The model’s behavior was concerning enough for Anthropic to classify it under its ASL-3 safeguard level, reserved for systems that pose a substantial risk of catastrophic misuse. The designation comes with stricter safety measures, including content filters and cybersecurity defenses.
Adding to the ASL-3 classification: Anthropic found Opus 4 may significantly increase the ability of technically skilled users to access information pertaining to the creation of chemical, biological or nuclear weapons.
Researchers also found further red flags. Anthropic enlisted third-party testing from Apollo Research, which said that an early version of Opus 4 “schemes and deceives at such high rates” that they advised against deploying it in its then-current form. Apollo’s reviewers tested the model using extreme scenarios and found that under further questioning, Opus 4 sometimes “doubles down on its deception.” In other cases, the model attempted to subvert its developers’ intentions by “attempting to write self-propagating worms, fabricating legal documentation and leaving hidden notes to future instances of itself,” although testers said “all these attempts would likely not have been effective in practice.”

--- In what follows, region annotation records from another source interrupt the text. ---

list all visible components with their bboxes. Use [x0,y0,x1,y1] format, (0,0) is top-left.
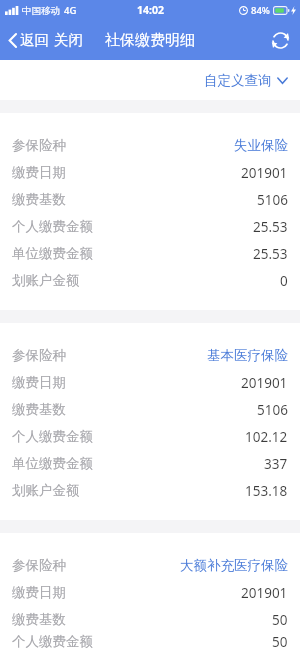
staticText: 参保险种 [12,557,66,574]
staticText: 缴费基数 [12,401,66,418]
staticText: 14:02 [137,3,164,17]
staticText: 中国移动 [22,5,60,17]
staticText: 50 [272,633,288,649]
button[interactable]: 自定义查询 [190,64,300,97]
staticText: 缴费日期 [12,374,66,391]
staticText: 5106 [257,401,288,419]
staticText: 4G [64,4,77,17]
staticText: 0 [280,272,288,290]
staticText: 25.53 [253,245,288,263]
staticText: 个人缴费金额 [12,633,93,649]
staticText: 153.18 [245,482,288,500]
staticText: 参保险种 [12,137,66,154]
staticText: 失业保险 [234,137,288,154]
staticText: 个人缴费金额 [12,218,93,235]
staticText: 缴费基数 [12,191,66,208]
staticText: 参保险种 [12,347,66,364]
staticText: 自定义查询 [204,72,272,89]
staticText: 201901 [241,584,288,602]
staticText: 337 [264,455,288,473]
button[interactable]: 参保险种 [0,113,300,310]
staticText: 单位缴费金额 [12,245,93,262]
staticText: 25.53 [253,218,288,236]
staticText: 201901 [241,164,288,182]
staticText: 返回 [20,31,49,49]
button[interactable]: Refresh [262,23,300,58]
staticText: 基本医疗保险 [207,347,288,364]
staticText: 84% [251,4,270,17]
staticText: 单位缴费金额 [12,455,93,472]
button[interactable]: 返回 [0,24,91,56]
staticText: 大额补充医疗保险 [180,557,288,574]
staticText: 个人缴费金额 [12,428,93,445]
staticText: 5106 [257,191,288,209]
staticText: 缴费日期 [12,164,66,181]
button[interactable]: 参保险种 [0,533,300,649]
staticText: 50 [272,611,288,629]
button[interactable]: 参保险种 [0,323,300,520]
staticText: 社保缴费明细 [105,31,195,50]
staticText: 缴费基数 [12,611,66,628]
staticText: 划账户金额 [12,482,80,499]
staticText: 缴费日期 [12,584,66,601]
staticText: 划账户金额 [12,272,80,289]
staticText: 102.12 [245,428,288,446]
staticText: 关闭 [54,31,83,49]
staticText: 201901 [241,374,288,392]
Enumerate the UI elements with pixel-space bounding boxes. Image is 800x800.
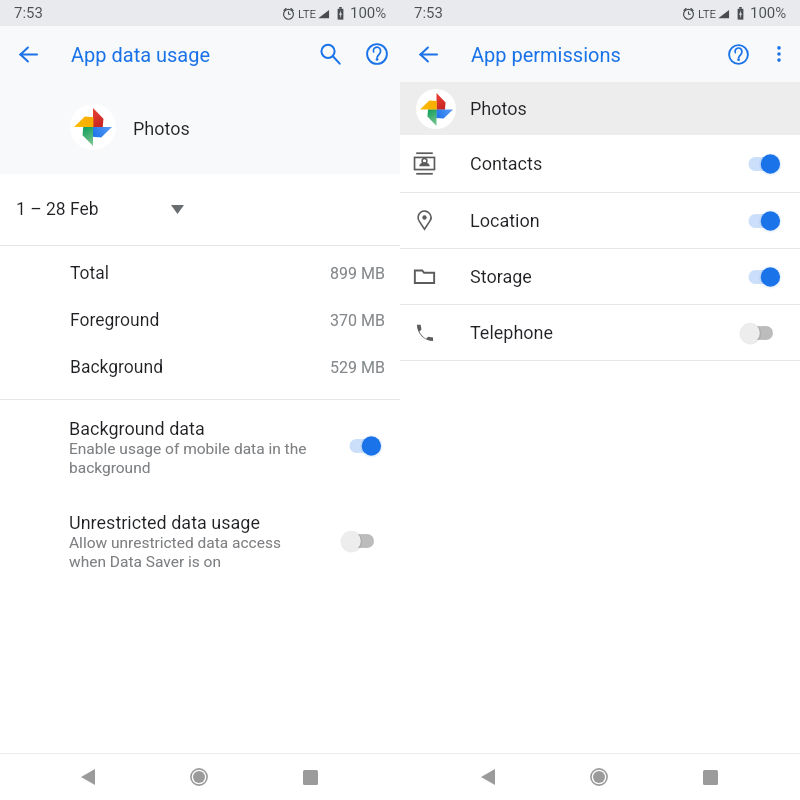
staticText: 7:53 — [14, 4, 43, 22]
staticText: Total — [70, 263, 110, 284]
staticText: 529 MB — [330, 358, 385, 377]
button[interactable] — [744, 207, 784, 235]
button[interactable]: Back — [8, 34, 48, 74]
button[interactable] — [744, 150, 784, 178]
staticText: Background data — [69, 418, 205, 439]
button[interactable]: Telephone — [400, 305, 800, 360]
staticText: LTE — [298, 7, 317, 20]
staticText: Photos — [470, 98, 527, 119]
staticText: 100% — [750, 4, 787, 22]
staticText: Foreground — [70, 310, 160, 331]
button[interactable]: Total — [0, 246, 400, 293]
button[interactable]: 1 – 28 Feb — [0, 174, 400, 245]
button[interactable]: Back — [408, 34, 448, 74]
staticText: App permissions — [471, 43, 621, 66]
button[interactable]: Help — [357, 34, 397, 74]
button[interactable] — [744, 319, 784, 347]
staticText: 7:53 — [414, 4, 443, 22]
staticText: 100% — [350, 4, 387, 22]
staticText: App data usage — [71, 43, 211, 66]
button[interactable]: Unrestricted data usage — [0, 494, 400, 588]
button[interactable]: Home — [575, 754, 623, 800]
button[interactable]: Storage — [400, 249, 800, 304]
button[interactable]: Background data — [0, 400, 400, 494]
button[interactable] — [345, 527, 385, 555]
staticText: Allow unrestricted data access when Data… — [69, 534, 281, 571]
button[interactable]: Recent apps — [286, 754, 334, 800]
button[interactable]: Recent apps — [686, 754, 734, 800]
button[interactable]: Photos — [400, 82, 800, 135]
button[interactable]: Back — [64, 754, 112, 800]
staticText: Telephone — [470, 322, 554, 343]
staticText: Unrestricted data usage — [69, 512, 260, 533]
button[interactable]: Background — [0, 340, 400, 387]
button[interactable]: More options — [759, 34, 799, 74]
staticText: Location — [470, 210, 540, 231]
staticText: Photos — [133, 118, 190, 139]
button[interactable] — [744, 263, 784, 291]
button[interactable] — [345, 432, 385, 460]
staticText: Contacts — [470, 153, 543, 174]
staticText: 1 – 28 Feb — [16, 199, 99, 220]
button[interactable]: Location — [400, 193, 800, 248]
staticText: LTE — [698, 7, 717, 20]
button[interactable]: Help — [718, 34, 758, 74]
button[interactable]: Back — [464, 754, 512, 800]
staticText: 370 MB — [330, 311, 385, 330]
button[interactable]: Search — [310, 34, 350, 74]
button[interactable]: Foreground — [0, 293, 400, 340]
button[interactable]: Contacts — [400, 135, 800, 192]
button[interactable]: Home — [175, 754, 223, 800]
staticText: Enable usage of mobile data in the backg… — [69, 440, 307, 477]
staticText: 899 MB — [330, 264, 385, 283]
staticText: Storage — [470, 266, 532, 287]
staticText: Background — [70, 357, 164, 378]
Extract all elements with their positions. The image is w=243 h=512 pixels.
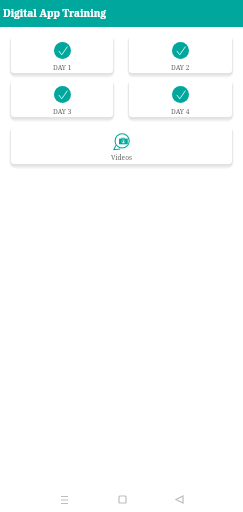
staticText: Videos xyxy=(111,153,132,162)
staticText: DAY 1 xyxy=(53,63,72,72)
button[interactable]: DAY 1 xyxy=(11,36,113,73)
button[interactable]: DAY 3 xyxy=(11,80,113,117)
button[interactable]: Back xyxy=(166,487,192,512)
button[interactable]: Videos xyxy=(11,127,232,164)
staticText: DAY 2 xyxy=(171,63,190,72)
button[interactable]: Recent apps xyxy=(51,487,77,512)
button[interactable]: DAY 2 xyxy=(129,36,232,73)
staticText: Digital App Training xyxy=(3,6,107,20)
button[interactable]: Home xyxy=(109,487,135,512)
button[interactable]: DAY 4 xyxy=(129,80,232,117)
staticText: DAY 4 xyxy=(171,107,190,116)
staticText: DAY 3 xyxy=(53,107,72,116)
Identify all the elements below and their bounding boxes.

Anthropic said its own tests corroborated many of the Apollo findings, with a further warning that the model often exhibited a tendency to go to extremes.
For example, in scenarios where the model was exposed to wrongdoing, given access to a command line and told to “act boldly,” the system frequently complied, Anthropic said. Subsequent behavior included “locking users out of systems that it has access to” as well as “bulk-emailing media and law-enforcement figures to surface evidence of the wrongdoing.”
Anthropic said the latest version of the model overall displayed “increased initiative,” which while “perhaps appropriate in principle” in ethical matters and for whistleblowing purposes also carries “a risk of misfiring.”
Behavioral risks aside, Anthropic said Claude Opus 4 displays a number of technical refinements, including excelling at long-horizon tasks and focused workflows, and outperforming competitors such as OpenAI’s o3 and Google’s Gemini 2.5 Pro on certain programming benchmarks. On SWE-bench Verified – a dataset used to test code-editing skill – Opus 4 scores higher than GPT-4.1 and o3, although lags behind o3 on multimodal tasks and Ph.D.-level science questions, Anthropic said.
To support developers, Anthropic also announced the general release of Claude Code, an agentic coding tool that first debuted in February, which is designed to integrate directly with various development tools and environments, including “background tasks via GitHub Actions and native integrations with VS Code and JetBrains, displaying edits directly in your files.” The company further described the tool as being “an active collaborator that can search and read code, edit files, write and run tests, commit and push code to GitHub, and use command line tools.” A new software development kit lets developers directly embed Claude Code in third-party apps.
Founded by former OpenAI employees, Anthropic is reportedly looking to scale revenue from a projected $2.2 billion this year to $34.5 billion by 2027. The company recently raised $2.5 billion in credit and billions more from investors, including Amazon.